New Research: Influence Happens Everywhere, an analysis of the 5,000 most-visited sites on the mobile and desktop web

Several weeks ago, I published some important research about where search happens on the web. Spoiler: everywhere, but ~73% is still Google. This data, fascinating as it is, begets another question – where does influence happen? What do people read, watch, listen-to, browse, and surf on the web *before* they search?

For answers, I turned to our longtime friends at Similarweb, whose mobile and desktop clickstream panel can help answer exactly that. Similarweb’s data methodology builds trustworthy estimates of the entire world’s web browsing experience (I’ve verified their accuracy before, and come away impressed).

My questions this time were:

  • Which websites are most popular on the mobile+desktop web?
  • What categories of behavior do these sites fall into?
  • What’s the distribution of where people spend time online? How many visits go to, for example, search vs. social vs. news vs. commerce?

Thankfully, the Similarweb data, when combined with a bit of manual categorization and some AI classification elegantly got the job done. I hand-sorted the top 200 websites into 15 top-level categories, then used GPT for Sheets to classify the remaining 4,800 sites. I then hand-reviewed the classification of 4 random samples of a few hundred domains at each tier of visitation, and, satisfied that the accuracy exceeded 99%, summed the visits for each category.

That process revealed where influence happens on the mobile and desktop web:

Above, we can see a bar chart of what the world visited in their browsers in January of 2026. Search and social are giant categories, comprising nearly half of all visits to the top 5,000 domains.

Below is the same data, visualized (for those who still love them) in pie chart format: 

Before I get to takeaways, there are some important limitations to this analysis I want to highlight:

  • Mobile usage was extremely important to me in this process, which is why we turned to Similarweb. Unfortunately, we’re still excluding mobile apps, a frustrating blind spot in clickstream methodology (thought Similarweb *does* have mobile app data, and we’re talking about ways to compare these apples and oranges in a future report). If these were included, social would almost certainly be the largest category, ahead of search. Email, entertainment, and messaging would be significantly larger as well.
  • AI tools will probably get a lot of attention in this report (given the hype), but this analysis probably overstates their share of visits. Because mobile apps are excluded — and AI usage is  heavily desktop-skewed (about 94% desktop vs. 6% mobile) — AI appears larger here than it would in a full snapshot of digital behavior.
  • Visits to Gmail, the top email provider, redirect to Google.com, further biasing the categorization and undercounting email visits.
  • Malware visits, while interesting, are likely not particularly influential from a marketing perspective. I considered removing these entirely from the analysis, but reasoned transparency mattered more than precision given the study’s other limitations.

Another fascinating view of this data came from segmenting the 5,000 sites into similarly-sized buckets of traffic. Here’s what that looks like:

For those wondering just how big Google is, this chart really drives that point home. The search giant isn’t just big on the web, it’s as big as the next 13 largest sites by traffic combined. Anyone who tells you search is dying, Google’s losing, or that they don’t deserve to be classified as a monopoly ought to re-examine their priors. When Earth’s residents use a web browser, mobile or desktop, they visit Google a lot more than they do anything else.

That said, Google (and search more broadly) are less than a quarter of all visitation to the top 5K. Despite Alphabet’s best efforts to keep us from leaving their engine, we still spend time on websites of all kinds. But this explains a fundamental problem with attribution: search gets over-credited because it captures demand in a highly concentrated environment, while the far more fragmented parts of the web get under-credited even though they created demand in the first place.

Marketers’ big challenge with this is what happens after influence is created through use of email, news media, content, social, entertainment, productivity, etc. – we consume content in these places, then go to Google to search.
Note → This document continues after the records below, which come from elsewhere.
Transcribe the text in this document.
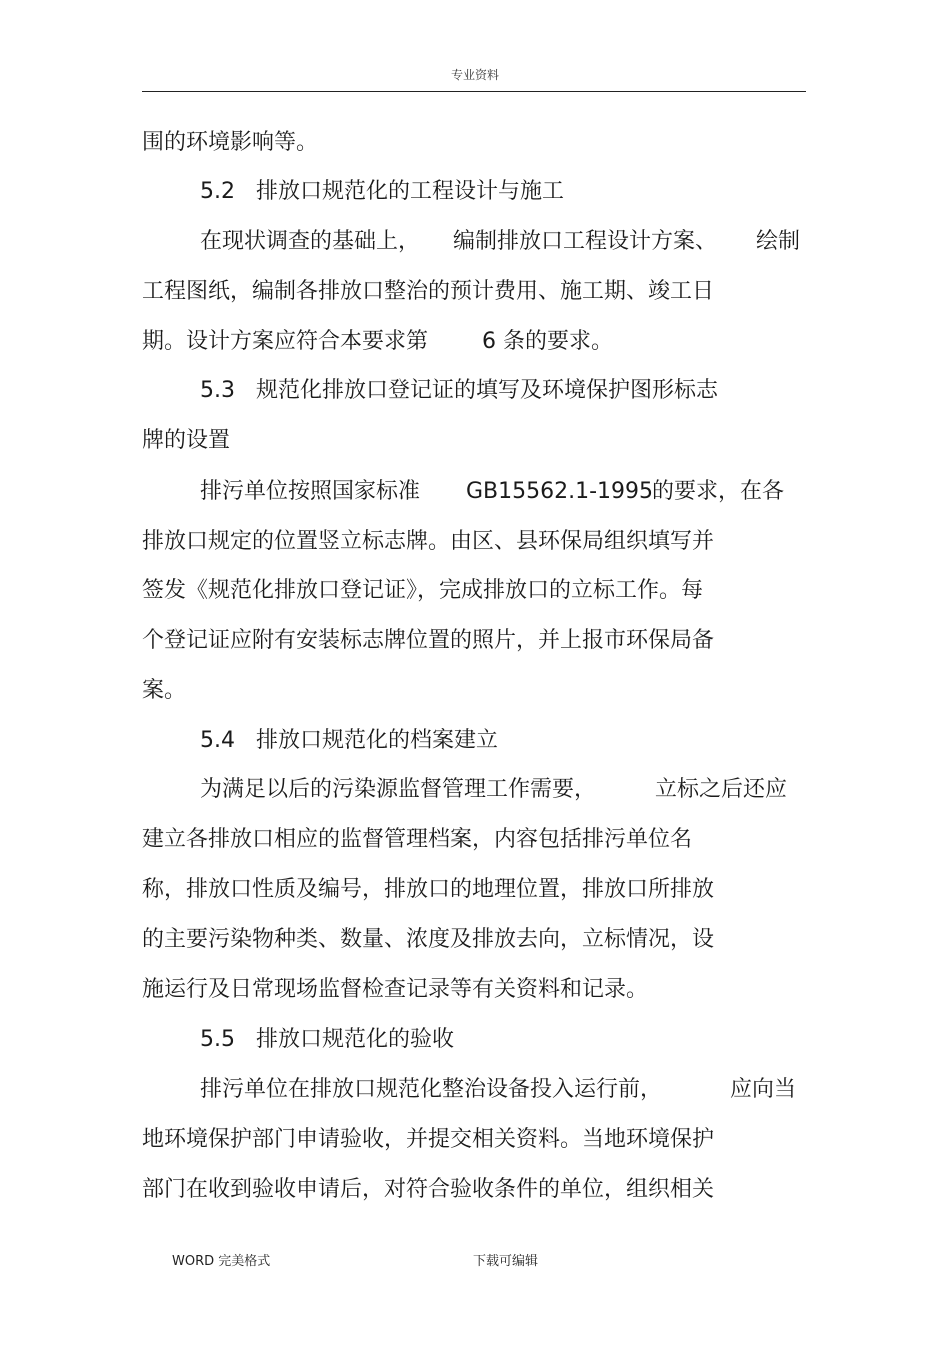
专业资料
围的环境影响等。
5.2   排放口规范化的工程设计与施工
在现状调查的基础上， 编制排放口工程设计方案、 绘制
工程图纸，编制各排放口整治的预计费用、施工期、竣工日
期。设计方案应符合本要求第 6 条的要求。
5.3   规范化排放口登记证的填写及环境保护图形标志
牌的设置
排污单位按照国家标准 GB15562.1-1995
的要求，在各
排放口规定的位置竖立标志牌。由区、县环保局组织填写并
签发《规范化排放口登记证》，完成排放口的立标工作。每
个登记证应附有安装标志牌位置的照片，并上报市环保局备
案。
5.4   排放口规范化的档案建立
为满足以后的污染源监督管理工作需要，	立标之后还应
建立各排放口相应的监督管理档案，内容包括排污单位名
称，排放口性质及编号，排放口的地理位置，排放口所排放
的主要污染物种类、数量、浓度及排放去向，立标情况，设
施运行及日常现场监督检查记录等有关资料和记录。
5.5   排放口规范化的验收
排污单位在排放口规范化整治设备投入运行前，	应向当
地环境保护部门申请验收，并提交相关资料。当地环境保护
部门在收到验收申请后，对符合验收条件的单位，组织相关
WORD 完美格式	下载可编辑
We even do this after AI gives us an answer (proof: ChatGPT is Expanding Search; Google Stays the Default for ChatGPT Users).
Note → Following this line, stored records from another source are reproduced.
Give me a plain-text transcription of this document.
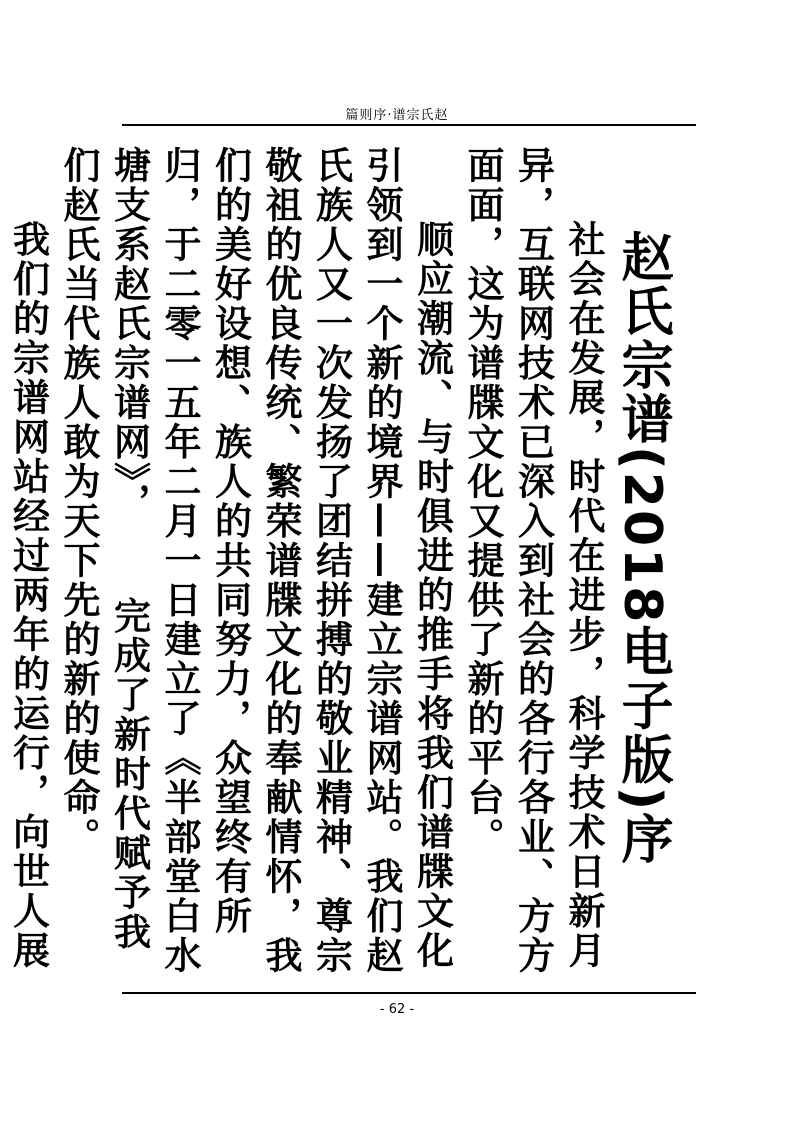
篇则序·谱宗氏赵
赵氏宗谱(2018电子版)序

社会在发展，时代在进步，科学技术日新月异，互联网技术已深入到社会的各行各业、方方面面，这为谱牒文化又提供了新的平台。

顺应潮流、与时俱进的推手将我们谱牒文化引领到一个新的境界——建立宗谱网站。我们赵氏族人又一次发扬了团结拼搏的敬业精神、尊宗敬祖的优良传统、繁荣谱牒文化的奉献情怀，我们的美好设想、族人的共同努力，众望终有所归，于二零一五年二月一日建立了《半部堂白水塘支系赵氏宗谱网》，完成了新时代赋予我们赵氏当代族人敢为天下先的新的使命。

我们的宗谱网站经过两年的运行，向世人展

- 62 -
If you’re looking at where your traffic comes from and using that to determine your marketing budget, you’re gonna have a bad time.

Conclusions:

  • Influence happens everywhere
  • Search, while it’s the largest category, is merely a *response* to influence created in other channels. It rarely creates demand, rather, Search converts interest into answers, navigation, and clicks. Search is the Internet’s middleman.
  • Social media and news are (IMO) the most-overlooked channels. Your audience is present in those places, they’re being influenced by what they consume there, and if you’re not present, you’ll lose to competitors who are. Yes, even B2B.
  • AI is growing, it’s hot, but the share of visits to AI tools like ChatGPT, Claude, Deepseek, and Gemini is 1/1,000th the size of the breathless press coverage it receives.
  • The place AI has the greatest influence on discoverability and marketing is… Google! More than one-third of US search results now show an AI overview. Google is rewriting press headlines with AI. Gmail just started using AI by default (and it’s a pain to turn off). If you’re worried about your AI discoverability, that shouldn’t be because of ChatGPT or Claude, it should be because of Google.